Seharusnya Saga meletakan piring kecil itu dan mengatakan 'terserah kau mau makan atau tidak! Siapa yang perduli!' dan meninggalkan ruang kamar nan megah itu sambil bersungut-sungut. Tapi untuk saat ini laki-laki berambut hazel itu tidak melakukannya...

Saga merebut sebatang rokok dari tangan Tora yang hendak macan itu nyalakan dan hisap, menaruhnya sembarang di atas meja. Saga sedikit mendengus mengambil sepotong apel dari piringnya dan dengan berat hati membawanya ke mulut Tora, namun laki-laki raven itu terlihat tidak berniat membuka mulutnya. Dan itu membuat Saga mengernyitkan dahinya tak mengerti sekaligus jengkel. Apa yang diinginkan tuan macan itu sebenarnya?

“Memangnya aku bilang dengan tanganmu?”

“Lantas? Kau mau aku menyuapimu dengan kakiku?” Saga menatap kakak kelasnya datar, ia benar-benar jengkel sekarang.

Tora menahan kekehannya sedikit memalingkan wajahnya ke samping. “Nafsu makanku semakin hilang,” ucapnya iseng.

Saga kembali mendengus. Apa perdulinya kalau nafsu makan laki-laki raven itu hilang? Tapi tubuh Saga tidak sinkron dengan pikirannya tampaknya. Karena ia memegang kedua bahu kakak kelasnya sekarang, dengan sepotong apel yang ia apit diantara gigi dan mulutnya.Tora sedikit mengangkat wajahnya saat Saga sedikit membungkukan tubuhnya membuat apel di mulutnya mencapai bibir Tora yang kali ini dengan senang hati macan itu buka untuk menyambut sepotong apel yang disodorkan padanya dengan cara spesial. Saga memang melakukan seperti apa yang ia inginkan tapi tetap saja Tora agak terkejut adik kelasnya itu mau melakukan permintaan isengnya dengan begitu patuh. Kalau dipikir, Saga datang ke rumahnya juga karena ia memintanya di telepon tadi. Jadi ada apakah gerangan dengan uke cantiknya itu? Tora merasa ada yang berubah darinya, tapi sepertinya Tora menyukai perubahan itu.

Saga segera kembali menarik wajahnya saat apel di mulutnya telah berpindah ke mulut laki-laki yang terduduk di hadapannya.

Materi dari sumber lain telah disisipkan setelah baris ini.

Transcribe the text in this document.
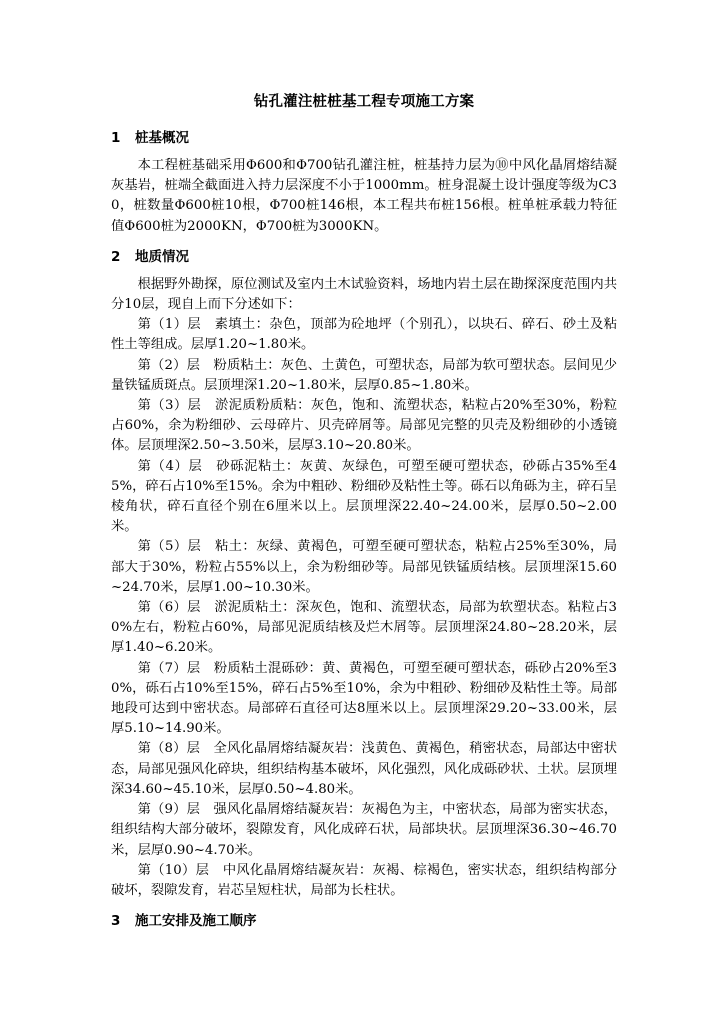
钻孔灌注桩桩基工程专项施工方案
1 桩基概况

本工程桩基础采用Φ600和Φ700钻孔灌注桩，桩基持力层为⑩中风化晶屑熔结凝灰基岩，桩端全截面进入持力层深度不小于1000mm。桩身混凝土设计强度等级为C30，桩数量Φ600桩10根，Φ700桩146根，本工程共布桩156根。桩单桩承载力特征值Φ600桩为2000KN，Φ700桩为3000KN。

2 地质情况

根据野外勘探，原位测试及室内土木试验资料，场地内岩土层在勘探深度范围内共分10层，现自上而下分述如下：

第（1）层　素填土：杂色，顶部为砼地坪（个别孔），以块石、碎石、砂土及粘性土等组成。层厚1.20~1.80米。

第（2）层　粉质粘土：灰色、土黄色，可塑状态，局部为软可塑状态。层间见少量铁锰质斑点。层顶埋深1.20~1.80米，层厚0.85~1.80米。

第（3）层　淤泥质粉质粘：灰色，饱和、流塑状态，粘粒占20%至30%，粉粒占60%，余为粉细砂、云母碎片、贝壳碎屑等。局部见完整的贝壳及粉细砂的小透镜体。层顶埋深2.50~3.50米，层厚3.10~20.80米。

第（4）层　砂砾泥粘土：灰黄、灰绿色，可塑至硬可塑状态，砂砾占35%至45%，碎石占10%至15%。余为中粗砂、粉细砂及粘性土等。砾石以角砾为主，碎石呈棱角状，碎石直径个别在6厘米以上。层顶埋深22.40~24.00米，层厚0.50~2.00米。

第（5）层　粘土：灰绿、黄褐色，可塑至硬可塑状态，粘粒占25%至30%，局部大于30%，粉粒占55%以上，余为粉细砂等。局部见铁锰质结核。层顶埋深15.60~24.70米，层厚1.00~10.30米。

第（6）层　淤泥质粘土：深灰色，饱和、流塑状态，局部为软塑状态。粘粒占30%左右，粉粒占60%，局部见泥质结核及烂木屑等。层顶埋深24.80~28.20米，层厚1.40~6.20米。

第（7）层　粉质粘土混砾砂：黄、黄褐色，可塑至硬可塑状态，砾砂占20%至30%，砾石占10%至15%，碎石占5%至10%，余为中粗砂、粉细砂及粘性土等。局部地段可达到中密状态。局部碎石直径可达8厘米以上。层顶埋深29.20~33.00米，层厚5.10~14.90米。

第（8）层　全风化晶屑熔结凝灰岩：浅黄色、黄褐色，稍密状态，局部达中密状态，局部见强风化碎块，组织结构基本破坏，风化强烈，风化成砾砂状、土状。层顶埋深34.60~45.10米，层厚0.50~4.80米。

第（9）层　强风化晶屑熔结凝灰岩：灰褐色为主，中密状态，局部为密实状态，组织结构大部分破坏，裂隙发育，风化成碎石状，局部块状。层顶埋深36.30~46.70米，层厚0.90~4.70米。

第（10）层　中风化晶屑熔结凝灰岩：灰褐、棕褐色，密实状态，组织结构部分破坏，裂隙发育，岩芯呈短柱状，局部为长柱状。

3 施工安排及施工顺序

Tora menghela nafas sambil mengunyah apel di mulutnya, sedikit kecewa.

“Oh ya—”

“Hn?”

Saga kembali merapatkan mulutnya. Bingung antara mengatakannya atau tidak. Tapi dia butuh itu. “Boleh aku ambil fotomu?”

“Bukankah kau sudah sering melakukannya?”

“Aa—” Mendadak perasaan Saga tak enak. Apa itu artinya Tora juga menyadari apa yang dilakukannya semalam?

“Maksudku, tidak biasanya kau meminta izin?” Tora sedikit terkekeh.

“Karena ini—”

“Apa kau berubah pikiran, berpikir untuk menjual apa-apa tentangku lagi di websitemu itu?”

“Tidak, ini bukan.”

“Lalu?” Tora menaikan satu alisnya namun kemudian seringaian tipis mamahat wajahnya, “Apa untuk kembali memenuhi folder 'My Tiger' mu itu?”

“Apa?!!”

Dengan cepat tangan Tora menarik pinggang ramping laki-laki cantik di hadapannya. Saga sedikit menahan nafasnya terkejut saat tiba-tiba Tora memeluk pinggangnya, meletakan keningnya di dada Saga. Untuk beberapa saat tubuh Saga seperti mendadak kaku. “Aku milikmu, kau bisa melakukan apapun padaku daripada hanya berfantasi melihat fotoku, kan?” Dan Saga melihat tubuh yang terduduk di hadapannya sedikit bergetar karena berusaha menahan tawa.

“Jangan bercanda!!” Saga mendorong bahu orang itu yang terus saja menempelkan kepalanya ke dadanya. Namun Tora memeluk pinggangnya dengan kuat hingga usaha Saga untuk memisahkan tubuh mereka tidak berhasil. “Aku memerlukannya untuk hal lain,” Saga bergumam, menyerah untuk membuat kakak kelasnya melepaskannya.

Tora melonggarkan pelukannya, menatap adik kelas yang berdiri di hadapannya, “apa itu?”

Dan Saga tidak bisa menjawabnya. Lebih tepatnya.... belum bisa menjawabnya. Hingga makhluk berambut hazel itu memutuskan untuk mengabaikan saja pertanyaan kakak kelasnya dengan memalingkan wajahnya. Saga tidak yakin apa yang hendak ia lakukan berbuah seperti yang ia harapkan, tapi dia butuh untuk mencobanya! Dan untuk sekarang, akan lebih baik kalau itu tidak dulu dikatakan, hingga saat nasib tidak berpihak padanya dia tidak perlu merasa malu.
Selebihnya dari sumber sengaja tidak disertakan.